In statistics, the Gaussian, or normal, distribution is used to characterize complex systems with many factors. As described in Stephen Stigler’s The History of Statistics, Abraham De Moivre invented the distribution that bears Karl Fredrick Gauss’s name. Gauss’s contribution lay in his application of the distribution to the least squares approach to minimizing error in fitting data with a line of best fit. He thus made it the most important error distribution in statistics.

What is the distribution of a sample of data? What if you don’t know the data’s underlying distribution? Is there any way to test hypotheses about the data without knowing the underlying distribution? Thanks to the Central Limit Theorem, the answer is yes.

It states that a sample mean from an infinite population is approximately normal, or Gaussian, with mean the same as the underlying population, and variance equal to the population variance divided by the sample size. The approximation improves as the sample size gets large.

The approximation statement is sometimes misstated as a conclusion about convergence to a normal distribution.

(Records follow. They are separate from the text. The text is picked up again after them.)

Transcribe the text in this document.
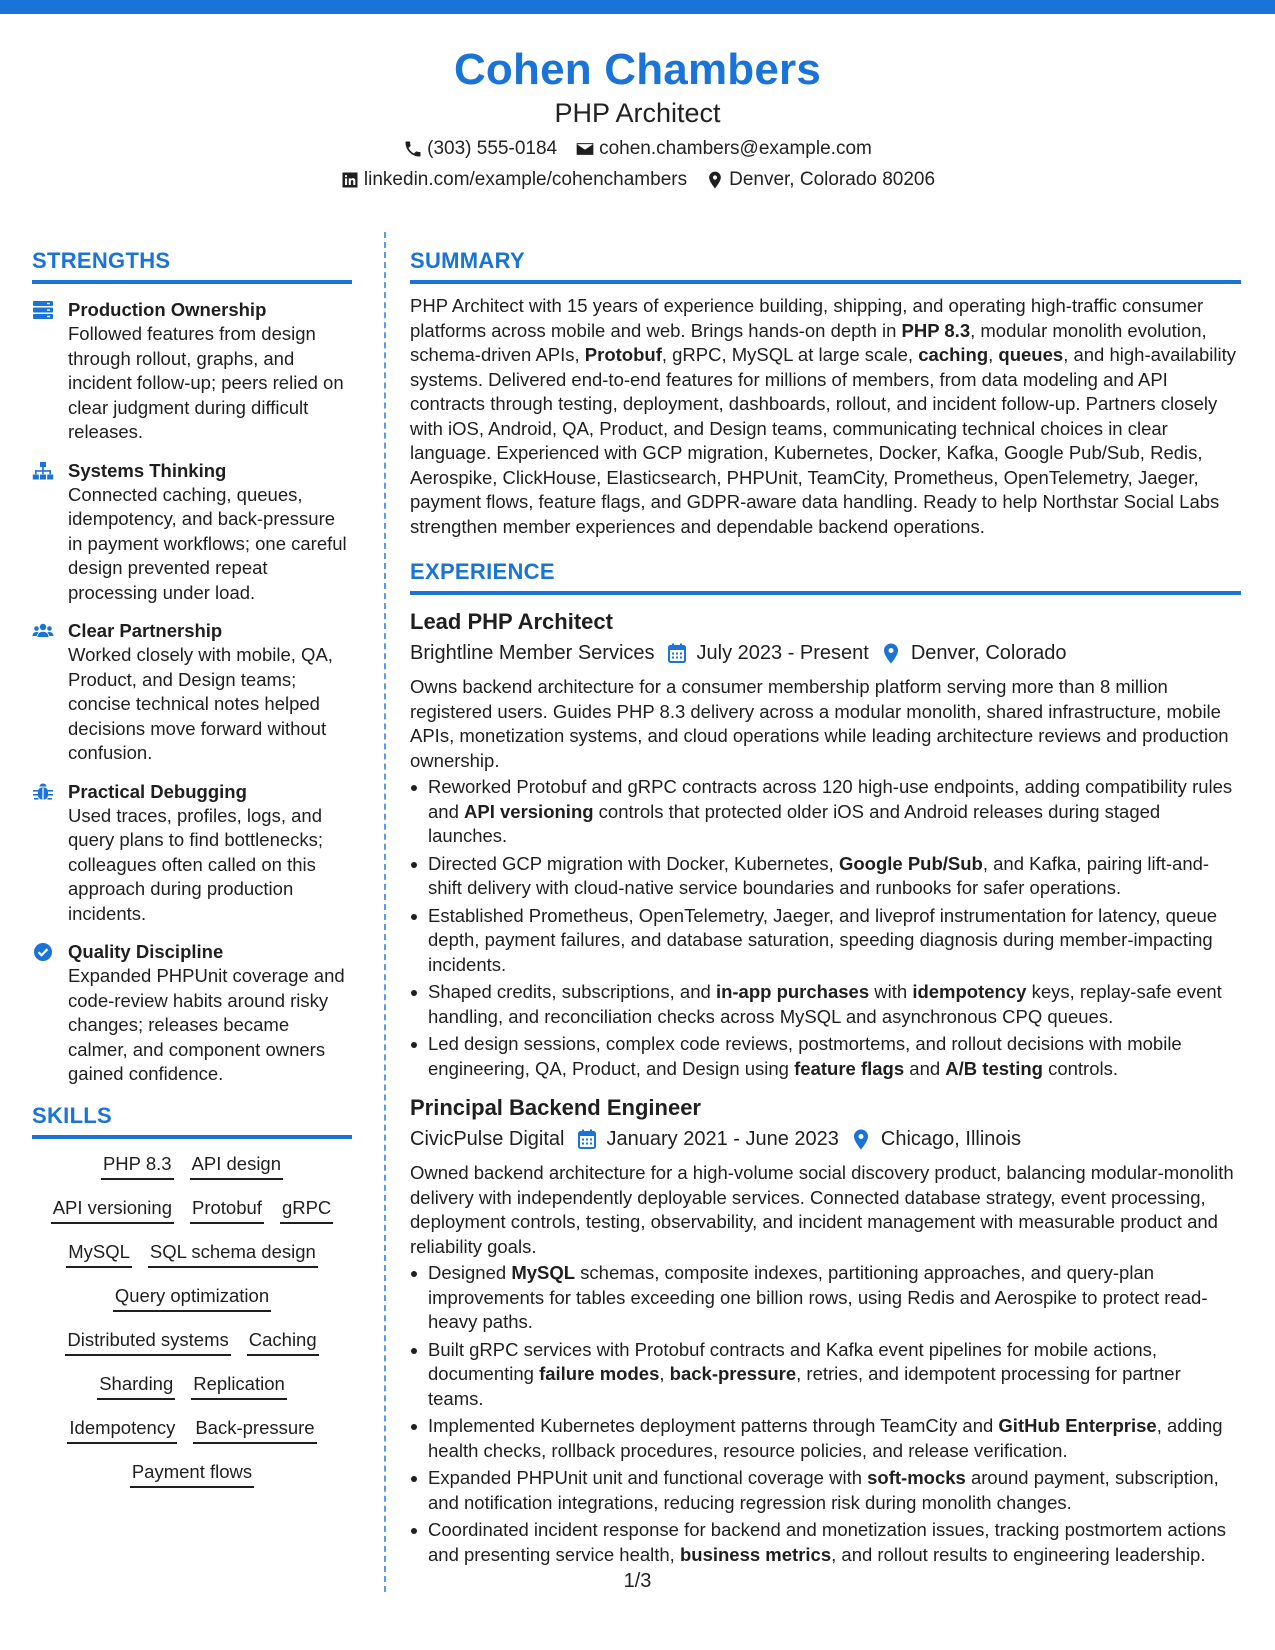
Cohen Chambers
PHP Architect
(303) 555-0184 cohen.chambers@example.com
linkedin.com/example/cohenchambers Denver, Colorado 80206
STRENGTHS
Production Ownership
Followed features from design through rollout, graphs, and incident follow-up; peers relied on clear judgment during difficult releases.
Systems Thinking
Connected caching, queues, idempotency, and back-pressure in payment workflows; one careful design prevented repeat processing under load.
Clear Partnership
Worked closely with mobile, QA, Product, and Design teams; concise technical notes helped decisions move forward without confusion.
Practical Debugging
Used traces, profiles, logs, and query plans to find bottlenecks; colleagues often called on this approach during production incidents.
Quality Discipline
Expanded PHPUnit coverage and code-review habits around risky changes; releases became calmer, and component owners gained confidence.
SKILLS
PHP 8.3 API design
API versioning Protobuf gRPC
MySQL SQL schema design
Query optimization
Distributed systems Caching
Sharding Replication
Idempotency Back-pressure
Payment flows
SUMMARY

PHP Architect with 15 years of experience building, shipping, and operating high-traffic consumer platforms across mobile and web. Brings hands-on depth in PHP 8.3, modular monolith evolution, schema-driven APIs, Protobuf, gRPC, MySQL at large scale, caching, queues, and high-availability systems. Delivered end-to-end features for millions of members, from data modeling and API contracts through testing, deployment, dashboards, rollout, and incident follow-up. Partners closely with iOS, Android, QA, Product, and Design teams, communicating technical choices in clear language. Experienced with GCP migration, Kubernetes, Docker, Kafka, Google Pub/Sub, Redis, Aerospike, ClickHouse, Elasticsearch, PHPUnit, TeamCity, Prometheus, OpenTelemetry, Jaeger, payment flows, feature flags, and GDPR-aware data handling. Ready to help Northstar Social Labs strengthen member experiences and dependable backend operations.

EXPERIENCE
Lead PHP Architect
Brightline Member Services July 2023 - Present Denver, Colorado

Owns backend architecture for a consumer membership platform serving more than 8 million registered users. Guides PHP 8.3 delivery across a modular monolith, shared infrastructure, mobile APIs, monetization systems, and cloud operations while leading architecture reviews and production ownership.

Reworked Protobuf and gRPC contracts across 120 high-use endpoints, adding compatibility rules and API versioning controls that protected older iOS and Android releases during staged launches.
Directed GCP migration with Docker, Kubernetes, Google Pub/Sub, and Kafka, pairing lift-and-shift delivery with cloud-native service boundaries and runbooks for safer operations.
Established Prometheus, OpenTelemetry, Jaeger, and liveprof instrumentation for latency, queue depth, payment failures, and database saturation, speeding diagnosis during member-impacting incidents.
Shaped credits, subscriptions, and in-app purchases with idempotency keys, replay-safe event handling, and reconciliation checks across MySQL and asynchronous CPQ queues.
Led design sessions, complex code reviews, postmortems, and rollout decisions with mobile engineering, QA, Product, and Design using feature flags and A/B testing controls.
Principal Backend Engineer
CivicPulse Digital January 2021 - June 2023 Chicago, Illinois

Owned backend architecture for a high-volume social discovery product, balancing modular-monolith delivery with independently deployable services. Connected database strategy, event processing, deployment controls, testing, observability, and incident management with measurable product and reliability goals.

Designed MySQL schemas, composite indexes, partitioning approaches, and query-plan improvements for tables exceeding one billion rows, using Redis and Aerospike to protect read-heavy paths.
Built gRPC services with Protobuf contracts and Kafka event pipelines for mobile actions, documenting failure modes, back-pressure, retries, and idempotent processing for partner teams.
Implemented Kubernetes deployment patterns through TeamCity and GitHub Enterprise, adding health checks, rollback procedures, resource policies, and release verification.
Expanded PHPUnit unit and functional coverage with soft-mocks around payment, subscription, and notification integrations, reducing regression risk during monolith changes.
Coordinated incident response for backend and monetization issues, tracking postmortem actions and presenting service health, business metrics, and rollout results to engineering leadership.
1/3
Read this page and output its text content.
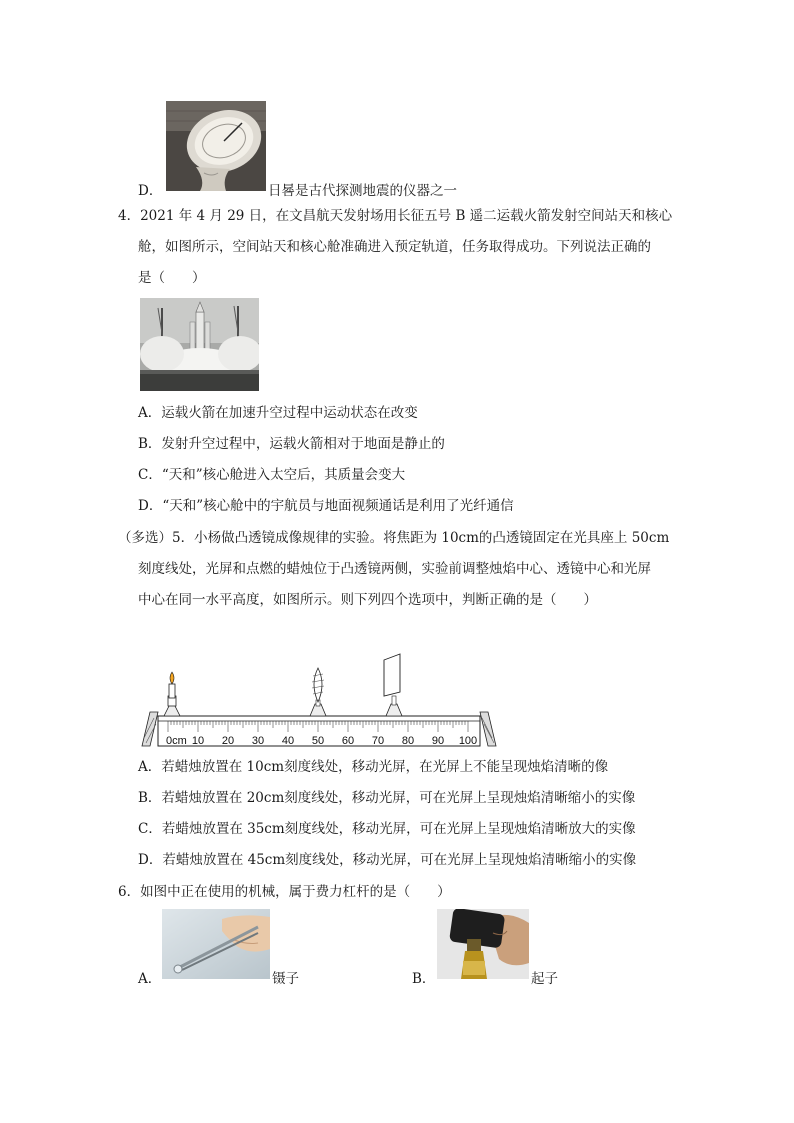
D．	日晷是古代探测地震的仪器之一
4．2021 年 4 月 29 日，在文昌航天发射场用长征五号 B 遥二运载火箭发射空间站天和核心
舱，如图所示，空间站天和核心舱准确进入预定轨道，任务取得成功。下列说法正确的
是（　　）
A．运载火箭在加速升空过程中运动状态在改变
B．发射升空过程中，运载火箭相对于地面是静止的
C．“天和”核心舱进入太空后，其质量会变大
D．“天和”核心舱中的宇航员与地面视频通话是利用了光纤通信
（多选）5．小杨做凸透镜成像规律的实验。将焦距为 10cm的凸透镜固定在光具座上 50cm
刻度线处，光屏和点燃的蜡烛位于凸透镜两侧，实验前调整烛焰中心、透镜中心和光屏
中心在同一水平高度，如图所示。则下列四个选项中，判断正确的是（　　）
0cm 10 20 30 40 50 60 70 80 90 100
A．若蜡烛放置在 10cm刻度线处，移动光屏，在光屏上不能呈现烛焰清晰的像
B．若蜡烛放置在 20cm刻度线处，移动光屏，可在光屏上呈现烛焰清晰缩小的实像
C．若蜡烛放置在 35cm刻度线处，移动光屏，可在光屏上呈现烛焰清晰放大的实像
D．若蜡烛放置在 45cm刻度线处，移动光屏，可在光屏上呈现烛焰清晰缩小的实像
6．如图中正在使用的机械，属于费力杠杆的是（　　）
A．	镊子	B．	起子
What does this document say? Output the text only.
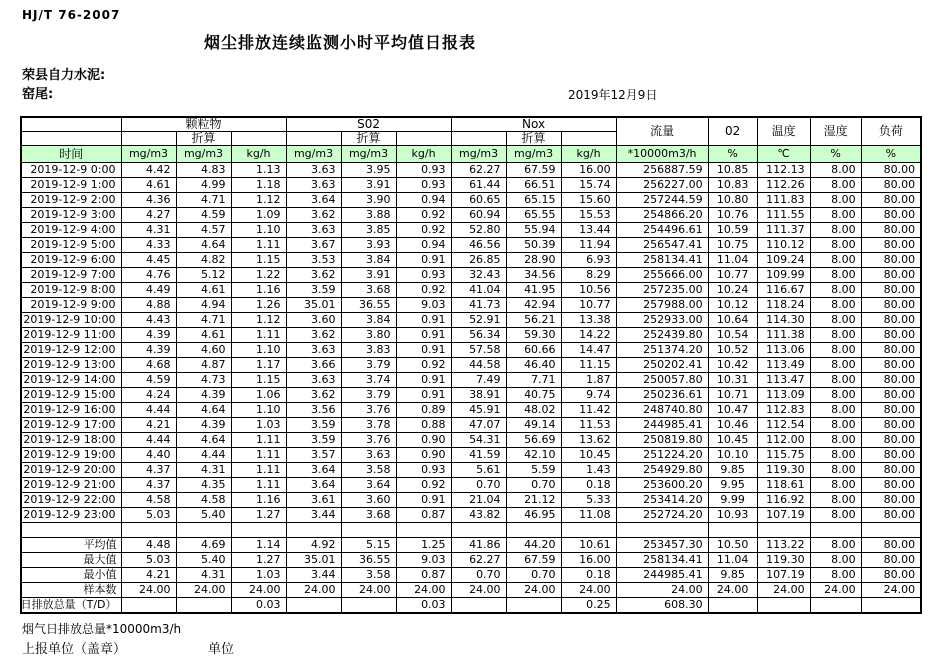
HJ/T 76-2007
烟尘排放连续监测小时平均值日报表
荣县自力水泥:
窑尾:	2019年12月9日
	颗粒物			S02			Nox			流量	02	温度	湿度	负荷
		折算			折算			折算						
时间	mg/m3	mg/m3	kg/h	mg/m3	mg/m3	kg/h	mg/m3	mg/m3	kg/h	*10000m3/h	%	℃	%	%
2019-12-9 0:00	4.42	4.83	1.13	3.63	3.95	0.93	62.27	67.59	16.00	256887.59	10.85	112.13	8.00	80.00
2019-12-9 1:00	4.61	4.99	1.18	3.63	3.91	0.93	61.44	66.51	15.74	256227.00	10.83	112.26	8.00	80.00
2019-12-9 2:00	4.36	4.71	1.12	3.64	3.90	0.94	60.65	65.15	15.60	257244.59	10.80	111.83	8.00	80.00
2019-12-9 3:00	4.27	4.59	1.09	3.62	3.88	0.92	60.94	65.55	15.53	254866.20	10.76	111.55	8.00	80.00
2019-12-9 4:00	4.31	4.57	1.10	3.63	3.85	0.92	52.80	55.94	13.44	254496.61	10.59	111.37	8.00	80.00
2019-12-9 5:00	4.33	4.64	1.11	3.67	3.93	0.94	46.56	50.39	11.94	256547.41	10.75	110.12	8.00	80.00
2019-12-9 6:00	4.45	4.82	1.15	3.53	3.84	0.91	26.85	28.90	6.93	258134.41	11.04	109.24	8.00	80.00
2019-12-9 7:00	4.76	5.12	1.22	3.62	3.91	0.93	32.43	34.56	8.29	255666.00	10.77	109.99	8.00	80.00
2019-12-9 8:00	4.49	4.61	1.16	3.59	3.68	0.92	41.04	41.95	10.56	257235.00	10.24	116.67	8.00	80.00
2019-12-9 9:00	4.88	4.94	1.26	35.01	36.55	9.03	41.73	42.94	10.77	257988.00	10.12	118.24	8.00	80.00
2019-12-9 10:00	4.43	4.71	1.12	3.60	3.84	0.91	52.91	56.21	13.38	252933.00	10.64	114.30	8.00	80.00
2019-12-9 11:00	4.39	4.61	1.11	3.62	3.80	0.91	56.34	59.30	14.22	252439.80	10.54	111.38	8.00	80.00
2019-12-9 12:00	4.39	4.60	1.10	3.63	3.83	0.91	57.58	60.66	14.47	251374.20	10.52	113.06	8.00	80.00
2019-12-9 13:00	4.68	4.87	1.17	3.66	3.79	0.92	44.58	46.40	11.15	250202.41	10.42	113.49	8.00	80.00
2019-12-9 14:00	4.59	4.73	1.15	3.63	3.74	0.91	7.49	7.71	1.87	250057.80	10.31	113.47	8.00	80.00
2019-12-9 15:00	4.24	4.39	1.06	3.62	3.79	0.91	38.91	40.75	9.74	250236.61	10.71	113.09	8.00	80.00
2019-12-9 16:00	4.44	4.64	1.10	3.56	3.76	0.89	45.91	48.02	11.42	248740.80	10.47	112.83	8.00	80.00
2019-12-9 17:00	4.21	4.39	1.03	3.59	3.78	0.88	47.07	49.14	11.53	244985.41	10.46	112.54	8.00	80.00
2019-12-9 18:00	4.44	4.64	1.11	3.59	3.76	0.90	54.31	56.69	13.62	250819.80	10.45	112.00	8.00	80.00
2019-12-9 19:00	4.40	4.44	1.11	3.57	3.63	0.90	41.59	42.10	10.45	251224.20	10.10	115.75	8.00	80.00
2019-12-9 20:00	4.37	4.31	1.11	3.64	3.58	0.93	5.61	5.59	1.43	254929.80	9.85	119.30	8.00	80.00
2019-12-9 21:00	4.37	4.35	1.11	3.64	3.64	0.92	0.70	0.70	0.18	253600.20	9.95	118.61	8.00	80.00
2019-12-9 22:00	4.58	4.58	1.16	3.61	3.60	0.91	21.04	21.12	5.33	253414.20	9.99	116.92	8.00	80.00
2019-12-9 23:00	5.03	5.40	1.27	3.44	3.68	0.87	43.82	46.95	11.08	252724.20	10.93	107.19	8.00	80.00

平均值	4.48	4.69	1.14	4.92	5.15	1.25	41.86	44.20	10.61	253457.30	10.50	113.22	8.00	80.00

最大值	5.03	5.40	1.27	35.01	36.55	9.03	62.27	67.59	16.00	258134.41	11.04	119.30	8.00	80.00

最小值	4.21	4.31	1.03	3.44	3.58	0.87	0.70	0.70	0.18	244985.41	9.85	107.19	8.00	80.00

样本数	24.00	24.00	24.00	24.00	24.00	24.00	24.00	24.00	24.00	24.00	24.00	24.00	24.00	24.00

日排放总量（T/D）			0.03			0.03			0.25	608.30				
烟气日排放总量*10000m3/h
上报单位（盖章）	单位
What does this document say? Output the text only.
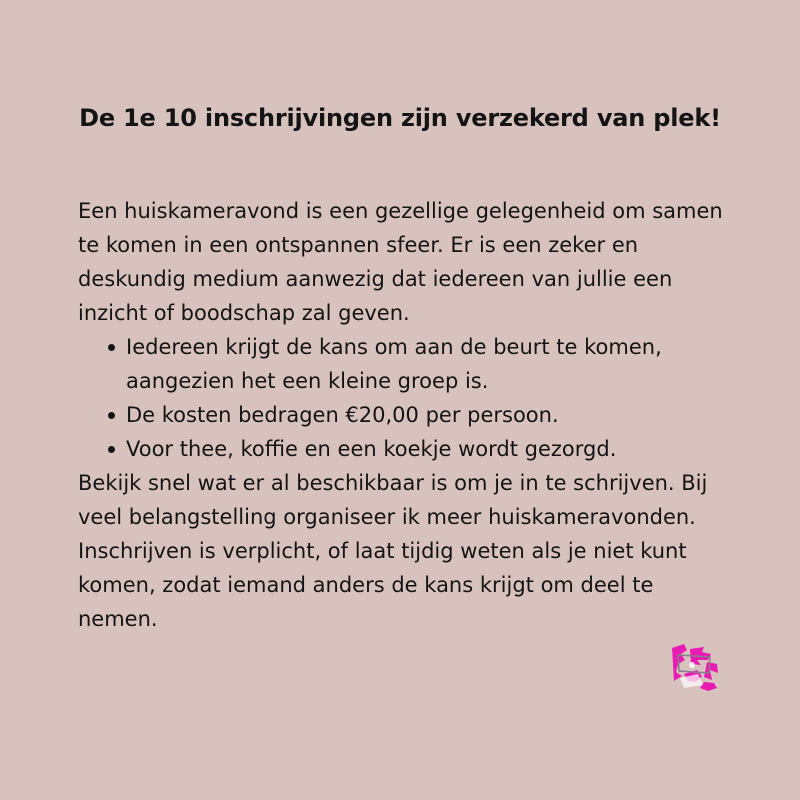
De 1e 10 inschrijvingen zijn verzekerd van plek!

Een huiskameravond is een gezellige gelegenheid om samen te komen in een ontspannen sfeer. Er is een zeker en deskundig medium aanwezig dat iedereen van jullie een inzicht of boodschap zal geven.

Iedereen krijgt de kans om aan de beurt te komen, aangezien het een kleine groep is.
De kosten bedragen €20,00 per persoon.
Voor thee, koffie en een koekje wordt gezorgd.

Bekijk snel wat er al beschikbaar is om je in te schrijven. Bij veel belangstelling organiseer ik meer huiskameravonden. Inschrijven is verplicht, of laat tijdig weten als je niet kunt komen, zodat iemand anders de kans krijgt om deel te nemen.
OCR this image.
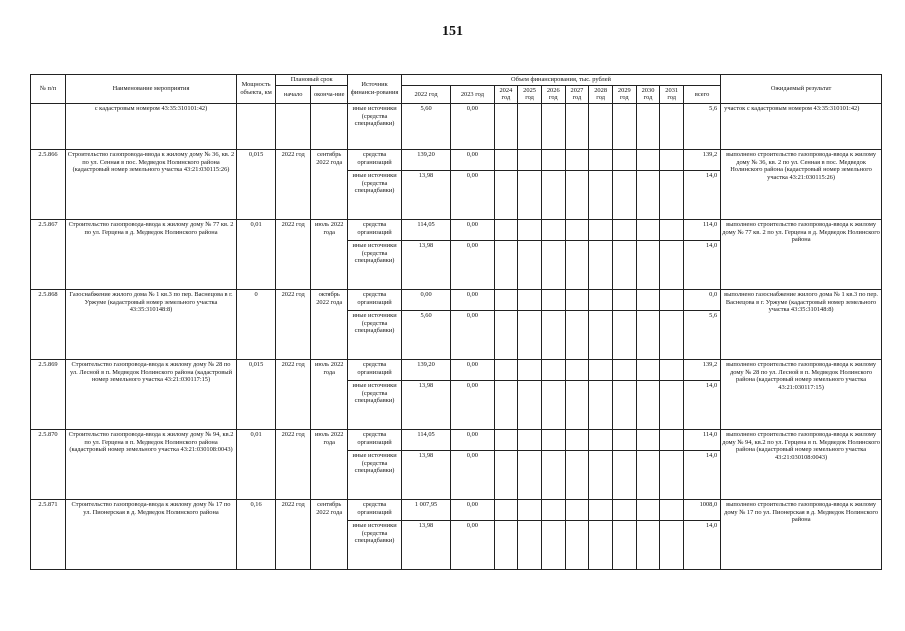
151
№ п/п	Наименование мероприятия	Мощность объекта, км	Плановый срок		Источник финанси-рования	Объем финансирования, тыс. рублей											Ожидаемый результат
			начало	оконча-ние		2022 год	2023 год	2024 год	2025 год	2026 год	2027 год	2028 год	2029 год	2030 год	2031 год	всего	

	с кадастровым номером 43:35:310101:42)				иные источники (средства спецнадбавки)	5,60	0,00									5,6	участок с кадастровым номером 43:35:310101:42)
2.5.866	Строительство газопровода-ввода к жилому дому № 36, кв. 2 по ул. Сенная в пос. Медведок Нолинского района (кадастровый номер земельного участка 43:21:030115:26)	0,015	2022 год	сентябрь 2022 года	средства организаций	139,20	0,00									139,2	выполнено строительство газопровода-ввода к жилому дому № 36, кв. 2 по ул. Сенная в пос. Медведок Нолинского района (кадастровый номер земельного участка 43:21:030115:26)
					иные источники (средства спецнадбавки)	13,98	0,00									14,0	
2.5.867	Строительство газопровода-ввода к жилому дому № 77 кв. 2 по ул. Герцена в д. Медведок Нолинского района	0,01	2022 год	июль 2022 года	средства организаций	114,05	0,00									114,0	выполнено строительство газопровода-ввода к жилому дому № 77 кв. 2 по ул. Герцена в д. Медведок Нолинского района
					иные источники (средства спецнадбавки)	13,98	0,00									14,0	
2.5.868	Газоснабжение жилого дома № 1 кв.3 по пер. Васнецова в г. Уржуме (кадастровый номер земельного участка 43:35:310148:8)	0	2022 год	октябрь 2022 года	средства организаций	0,00	0,00									0,0	выполнено газоснабжение жилого дома № 1 кв.3 по пер. Васнецова в г. Уржуме (кадастровый номер земельного участка 43:35:310148:8)
					иные источники (средства спецнадбавки)	5,60	0,00									5,6	
2.5.869	Строительство газопровода-ввода к жилому дому № 28 по ул. Лесной в п. Медведок Нолинского района (кадастровый номер земельного участка 43:21:030117:15)	0,015	2022 год	июль 2022 года	средства организаций	139,20	0,00									139,2	выполнено строительство газопровода-ввода к жилому дому № 28 по ул. Лесной в п. Медведок Нолинского района (кадастровый номер земельного участка 43:21:030117:15)
					иные источники (средства спецнадбавки)	13,98	0,00									14,0	
2.5.870	Строительство газопровода-ввода к жилому дому № 94, кв.2 по ул. Герцена в п. Медведок Нолинского района (кадастровый номер земельного участка 43:21:030108:0043)	0,01	2022 год	июль 2022 года	средства организаций	114,05	0,00									114,0	выполнено строительство газопровода-ввода к жилому дому № 94, кв.2 по ул. Герцена в п. Медведок Нолинского района (кадастровый номер земельного участка 43:21:030108:0043)
					иные источники (средства спецнадбавки)	13,98	0,00									14,0	
2.5.871	Строительство газопровода-ввода к жилому дому № 17 по ул. Пионерская в д. Медведок Нолинского района	0,16	2022 год	сентябрь 2022 года	средства организаций	1 007,95	0,00									1008,0	выполнено строительство газопровода-ввода к жилому дому № 17 по ул. Пионерская в д. Медведок Нолинского района
					иные источники (средства спецнадбавки)	13,98	0,00									14,0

Since the approximating normal distribution changes as the sample size increases, such a statement is misleading.

The theorem was developed by Pierre Simon Laplace.

Normal distributions are omnipresent. The reason comes from the Central Limit Theorem. Oftentimes, when a value is measured, it is the sum effect of many independent variables. Therefore, the value being measured itself has a sample-mean quality to it. For example, a distribution of athlete’s performances may have a bell-shape, as a result of differences in diet, training, genetics, coaching and psychology. Even men's heights has a normal distribution, being a function of many biological factors.

What is called a “copula function” with a Gaussian distribution was in the news in 2009 because of its use in assessing the risk of investing in collateralized bonds. The misuse of the function was instrumental in the financial crisis of 2008-2009. Although there were many causes of the crisis, in hindsight Gaussian distributions likely should not have been used. A function with a thicker tail would have assigned greater probability to adverse events.

The Central Limit Theorem can be proven in many lines by analyzing the moment generating function (mgf) of (sample mean - population mean)/?(population variance / sample size) as a function of the mgf of the underlying population. The approximation part of the theorem is introduced by expanding the underlying population’s mgf as a power series, then showing most terms are insignificant as the sample size gets large.

It can be proven in far fewer lines by using a Taylor expansion on the characteristic equation of the same function and making the sample size large.

Some statistical models presume the errors to be Gaussian. This enables distributions of functions of normal variables, like the chi-square- and F-distribution, to be used in hypothesis testing. Specifically, in the F-test, the F statistic is composed of a ratio of chi-square distributions, which themselves are functions of a normal variance parameter. The ratio of the two causes the variance to cancel out, enabling hypothesis testing without knowledge of the variances aside from their normality and constancy.